Wenn Czentovic tatsächlich symbolisch für den Nationalsozialismus stehen würde, warum hat Zweig ihn dann lediglich mit einer Eigenschaft (Dummheit) ausgestattet bzw. einer zweiten (Geldgeilheit), die aber m.E. aus der ersten resultiert? Der Nationalsozialismus war doch eher deshalb so gefährlich, weil seine Vertreten eben gerade nicht in erster Linie dumme Menschen waren.

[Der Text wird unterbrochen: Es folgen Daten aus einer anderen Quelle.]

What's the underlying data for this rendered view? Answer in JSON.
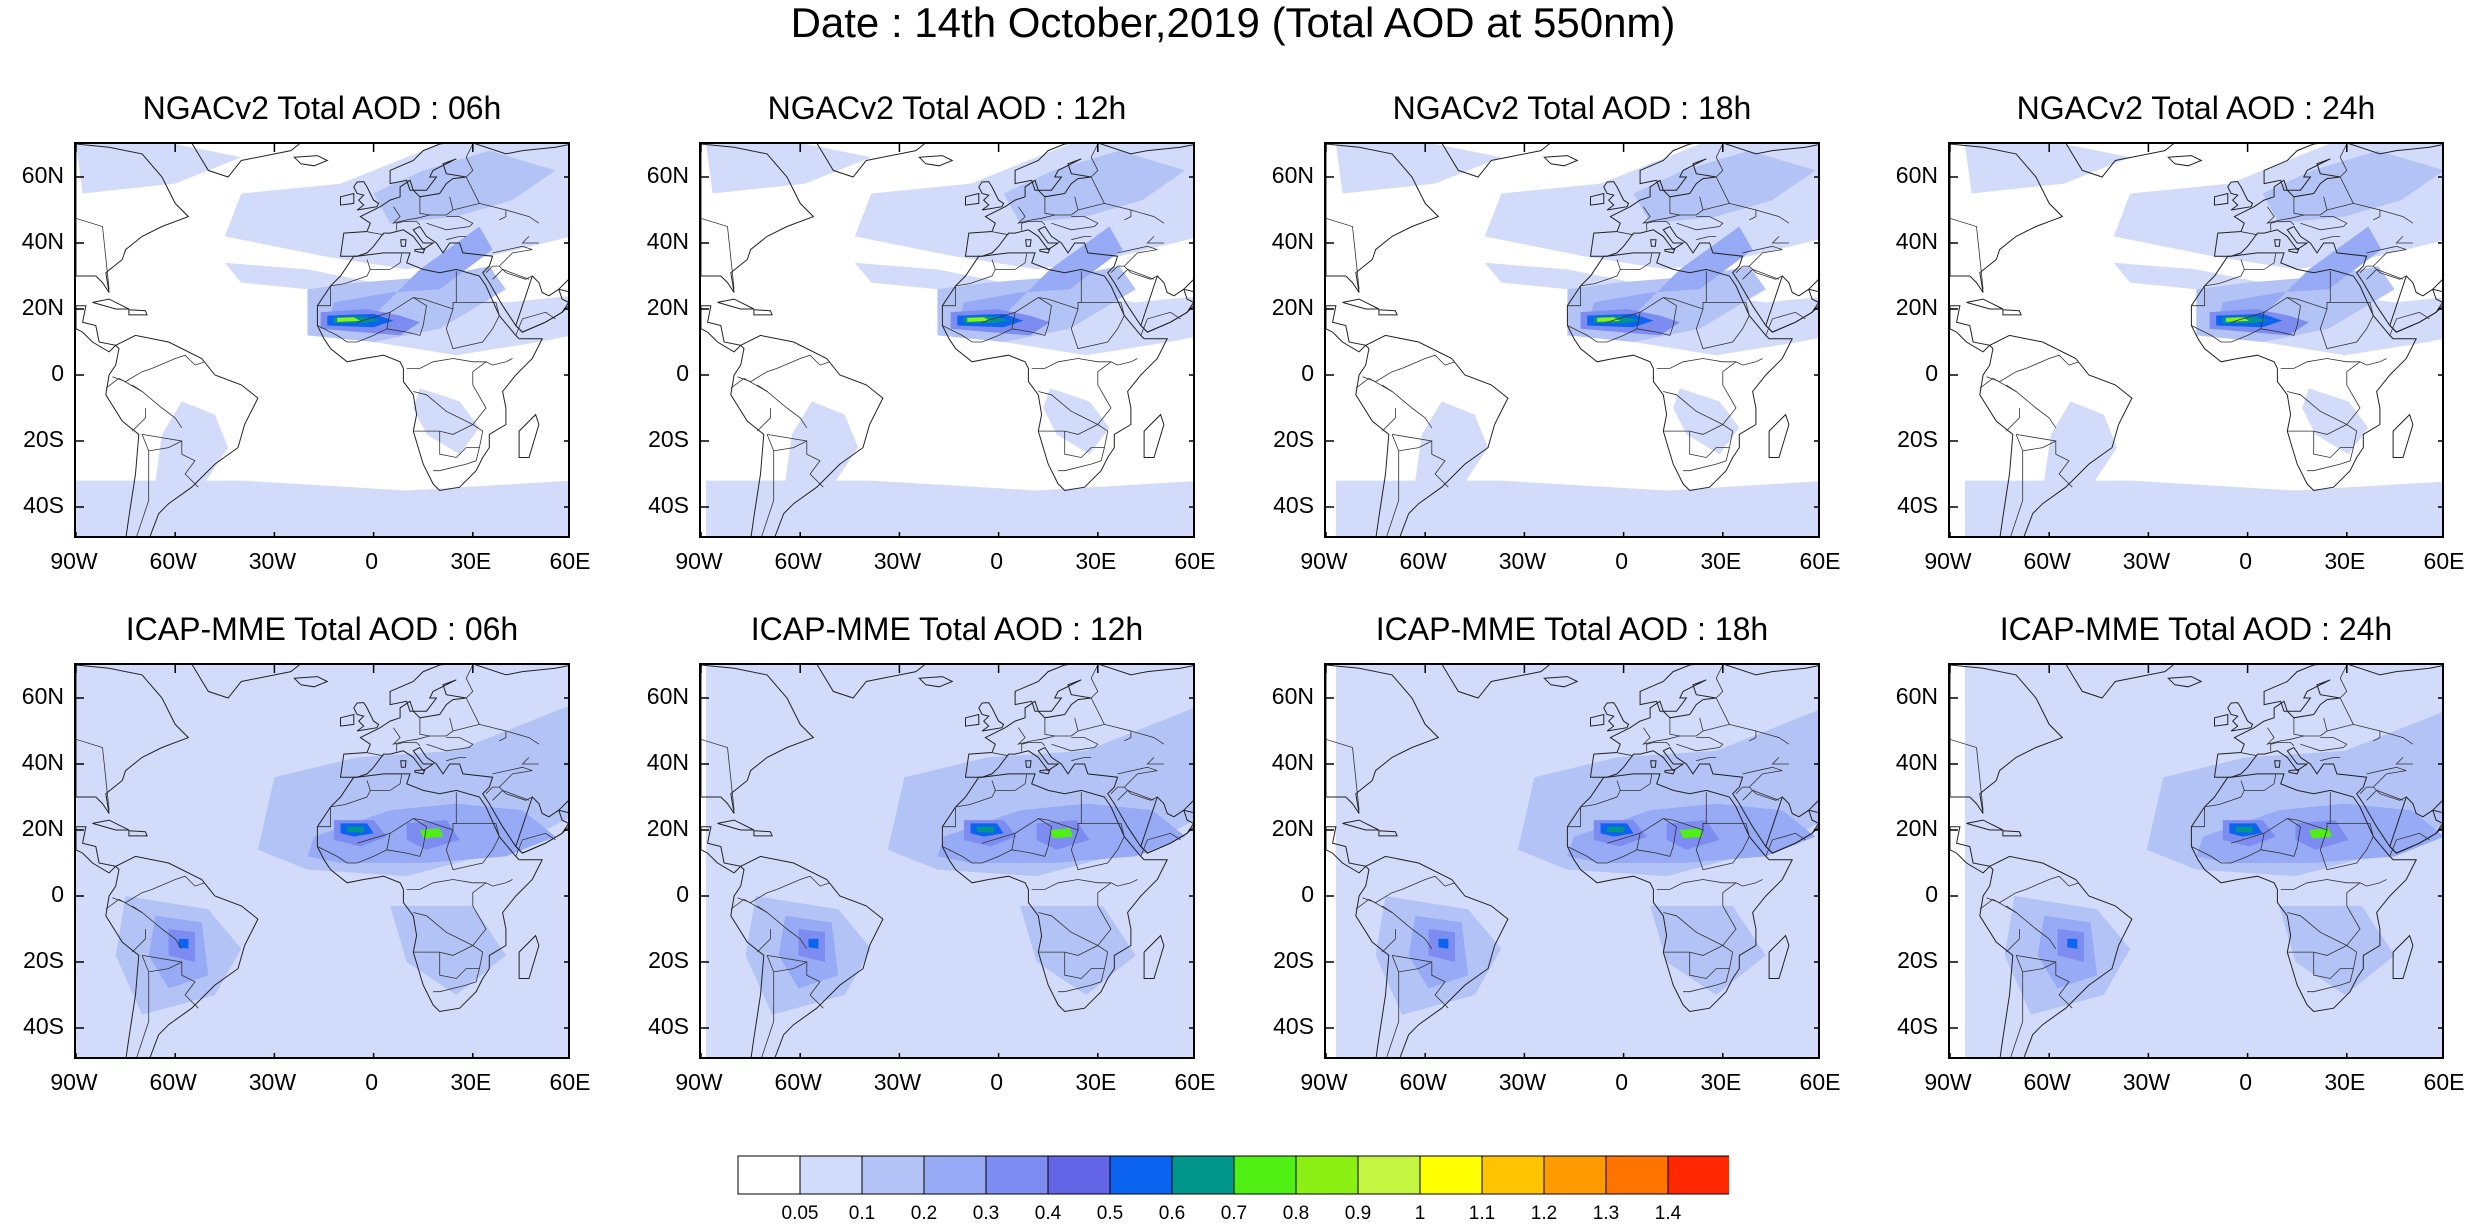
{
  "title": "Date : 14th October,2019 (Total AOD at 550nm)",
  "lat_ticks": [
    "60N",
    "40N",
    "20N",
    "0",
    "20S",
    "40S"
  ],
  "lat_values": [
    60,
    40,
    20,
    0,
    -20,
    -40
  ],
  "lon_ticks": [
    "90W",
    "60W",
    "30W",
    "0",
    "30E",
    "60E"
  ],
  "lon_values": [
    -90,
    -60,
    -30,
    0,
    30,
    60
  ],
  "extent": {
    "lon": [
      -90,
      60
    ],
    "lat": [
      -50,
      70
    ]
  },
  "panels": [
    {
      "title": "NGACv2 Total AOD : 06h",
      "model": "NGACv2",
      "hour": 6
    },
    {
      "title": "NGACv2 Total AOD : 12h",
      "model": "NGACv2",
      "hour": 12
    },
    {
      "title": "NGACv2 Total AOD : 18h",
      "model": "NGACv2",
      "hour": 18
    },
    {
      "title": "NGACv2 Total AOD : 24h",
      "model": "NGACv2",
      "hour": 24
    },
    {
      "title": "ICAP-MME Total AOD : 06h",
      "model": "ICAP-MME",
      "hour": 6
    },
    {
      "title": "ICAP-MME Total AOD : 12h",
      "model": "ICAP-MME",
      "hour": 12
    },
    {
      "title": "ICAP-MME Total AOD : 18h",
      "model": "ICAP-MME",
      "hour": 18
    },
    {
      "title": "ICAP-MME Total AOD : 24h",
      "model": "ICAP-MME",
      "hour": 24
    }
  ],
  "colorbar": {
    "labels": [
      "0.05",
      "0.1",
      "0.2",
      "0.3",
      "0.4",
      "0.5",
      "0.6",
      "0.7",
      "0.8",
      "0.9",
      "1",
      "1.1",
      "1.2",
      "1.3",
      "1.4"
    ],
    "colors": [
      "#ffffff",
      "#d2dcfa",
      "#b4c3f5",
      "#96aaf5",
      "#7d8cf0",
      "#6464e6",
      "#0a64f0",
      "#00968c",
      "#50f014",
      "#8cf014",
      "#c3f541",
      "#ffff00",
      "#ffc300",
      "#ff9b00",
      "#ff7300",
      "#ff2800"
    ]
  }
}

Auch der Anlass der Verhaftung von Dr. B. ist von einem typisch nationalsozialistischen Motiv recht weit entfernt. Natürlich hatte Dr. B. unter der unmenschlichen Folter der Nazis zu leiden und hier würde ich eher eine Parallele zu Zweigs Biografie ziehen, aber Czentovic, der mir wie einer der unpolitischsten Menschen der Welt scheint, stellvertretend für das NS-Regime hinzustellen, geht mir persönlich zu weit. 
Letztlich kann ich Czentovic nicht einmal vorwerfen, dass er in den Partien mit Dr. B. die Regeln des Spiels ausgereizt hat. Genau das psychologische Element ist etwas, das sich sämtliche Großmeister zu eigen machen, wenn sie spielen. Dass Dr. B. diese Psychospielchen nicht ertragen hat, ist eine Konsequenz der Folter, die er erlitten hat. Er steigert sich in seinen Wahn und droht, daran zu zerbrechen.
Als negativen Gegenpart zum Ich-Erzähler und zu Dr. B. sehe ich in der Erzählung eigentlich vielmehr McConnor, den erfolgsbesessenen, machthungrigen Menschen, der auch durch eine Niederlage nichts dazu lernt.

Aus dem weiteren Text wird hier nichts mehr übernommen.